06/06/2012 02:13 pm ET Updated Dec 06, 2017

A Little Dog, A Whole Lot to Worry About

A whole lot of worry as I dropped off Frida, a member of my family, at the veterinarian's office on my way into work yesterday morning. (Yes of course Peninsula Humane Society & SPCA has its own staff vets, in fact we have five of them; but while they're always great about answering a quick question, they're here for the thousands and thousands of abandoned, unwanted, stray and homeless animals in our care, and that keeps them plenty busy!) So on my way into work to help save the lives of so many animals, I got to drop off and worry about the life of one of my own dogs.


Frida is the baby that stayed when, nine years ago, we fostered a mother beagle and her eight newborns for about 10 weeks. Mom's a beagle, that we know for sure, but dad is a mystery. Of all the possibilities of her mutt-hood, I have always leaned to beagle-collie (because of the look and behavior, plus Lassie was my childhood favorite and I get to call her a Bialy). But whatever her lineage, one of an amazing and wonderful species, this is among the sweetest, dearest, most loving dogs I've ever had the pleasure to know.

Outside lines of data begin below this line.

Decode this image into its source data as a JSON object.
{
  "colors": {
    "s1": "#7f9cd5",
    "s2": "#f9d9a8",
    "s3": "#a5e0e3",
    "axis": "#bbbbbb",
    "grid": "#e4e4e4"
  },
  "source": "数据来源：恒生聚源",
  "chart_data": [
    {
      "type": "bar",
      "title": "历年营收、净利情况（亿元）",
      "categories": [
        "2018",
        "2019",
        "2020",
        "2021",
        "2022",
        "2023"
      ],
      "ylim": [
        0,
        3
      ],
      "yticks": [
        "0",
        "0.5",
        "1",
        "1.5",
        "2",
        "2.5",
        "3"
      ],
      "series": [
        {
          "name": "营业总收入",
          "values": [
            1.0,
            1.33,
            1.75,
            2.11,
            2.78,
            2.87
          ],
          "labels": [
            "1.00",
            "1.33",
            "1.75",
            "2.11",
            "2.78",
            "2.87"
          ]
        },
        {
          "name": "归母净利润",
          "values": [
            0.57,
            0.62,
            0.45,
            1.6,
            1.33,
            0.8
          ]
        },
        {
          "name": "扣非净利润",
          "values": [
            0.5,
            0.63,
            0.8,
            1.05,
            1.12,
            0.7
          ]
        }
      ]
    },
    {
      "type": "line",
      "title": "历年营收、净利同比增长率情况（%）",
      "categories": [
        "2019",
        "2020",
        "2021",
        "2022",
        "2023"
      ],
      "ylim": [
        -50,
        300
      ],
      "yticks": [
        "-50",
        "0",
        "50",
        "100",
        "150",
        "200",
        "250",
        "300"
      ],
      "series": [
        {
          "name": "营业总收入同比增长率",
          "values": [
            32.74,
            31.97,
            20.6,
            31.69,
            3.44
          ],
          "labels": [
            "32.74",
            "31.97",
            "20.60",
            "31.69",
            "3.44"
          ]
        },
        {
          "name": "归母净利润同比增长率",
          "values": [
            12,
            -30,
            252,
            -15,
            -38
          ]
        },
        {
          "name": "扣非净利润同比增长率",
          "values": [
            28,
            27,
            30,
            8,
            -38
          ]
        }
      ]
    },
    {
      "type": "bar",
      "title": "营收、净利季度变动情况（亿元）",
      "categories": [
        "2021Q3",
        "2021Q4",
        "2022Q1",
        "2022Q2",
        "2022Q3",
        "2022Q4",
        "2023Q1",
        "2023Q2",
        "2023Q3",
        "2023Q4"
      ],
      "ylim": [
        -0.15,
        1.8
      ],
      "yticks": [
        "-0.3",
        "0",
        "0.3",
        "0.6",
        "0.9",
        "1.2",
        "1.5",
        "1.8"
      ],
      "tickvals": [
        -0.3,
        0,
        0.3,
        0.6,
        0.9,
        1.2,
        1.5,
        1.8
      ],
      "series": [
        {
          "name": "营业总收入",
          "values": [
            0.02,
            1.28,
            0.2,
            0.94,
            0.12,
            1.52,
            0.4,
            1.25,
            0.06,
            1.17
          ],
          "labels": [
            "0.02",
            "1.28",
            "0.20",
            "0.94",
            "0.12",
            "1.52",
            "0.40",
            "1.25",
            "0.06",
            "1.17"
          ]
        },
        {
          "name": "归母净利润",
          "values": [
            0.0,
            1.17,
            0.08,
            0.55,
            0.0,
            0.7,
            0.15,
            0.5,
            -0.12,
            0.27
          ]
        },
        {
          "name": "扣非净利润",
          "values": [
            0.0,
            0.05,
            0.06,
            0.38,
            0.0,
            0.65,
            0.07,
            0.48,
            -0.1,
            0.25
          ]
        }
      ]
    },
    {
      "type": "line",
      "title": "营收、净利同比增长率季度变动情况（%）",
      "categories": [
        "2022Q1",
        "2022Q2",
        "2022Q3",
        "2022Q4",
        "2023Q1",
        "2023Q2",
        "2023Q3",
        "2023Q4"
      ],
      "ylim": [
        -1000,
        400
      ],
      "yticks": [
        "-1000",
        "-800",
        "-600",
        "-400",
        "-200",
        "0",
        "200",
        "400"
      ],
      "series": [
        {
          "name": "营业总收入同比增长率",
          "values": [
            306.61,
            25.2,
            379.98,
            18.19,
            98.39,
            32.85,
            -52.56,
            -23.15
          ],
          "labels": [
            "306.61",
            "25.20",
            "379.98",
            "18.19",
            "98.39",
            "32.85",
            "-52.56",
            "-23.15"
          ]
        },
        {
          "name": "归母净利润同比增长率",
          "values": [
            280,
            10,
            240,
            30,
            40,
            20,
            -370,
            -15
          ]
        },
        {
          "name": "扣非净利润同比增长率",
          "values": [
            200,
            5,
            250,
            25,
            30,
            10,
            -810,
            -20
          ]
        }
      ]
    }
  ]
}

The surgery itself was nothing too worrisome or unusual (to remove stones in her bladder, a reoccurring problem with this girl) and I have absolute faith and confidence in my doctor and her team, but it's still surgery and nine-years-old means she is no longer a puppy (despite both her behavior and her looks). So when the call came from the doctor to say all went well and that Frida was out of anesthesia, and when I got to call home to tell Carolyn the very good news, it was a good deal more than a sigh of relief. More like a bellow of relief, in fact.

She got home last night and stood statue still as her big brother Archie gently sniffed her from tip of nose to tail. We all get information the way that works for us, and this is their method. The cats, too, seemed happy and relieved to have the family back together. After dinner, we all piled onto and around the couch, Frida perched up on a blanket on the back of it just like the cats taught her years ago. We carried her gently to bed a few hours later, and it was a peaceful night.

I have been lucky to have loved a good many dogs and cats over the years. I have sadly lost all too many of them, too. It's a package deal of course, the loving and the losing. I'm just not prepared at this point to lose another. Welcome home Frida.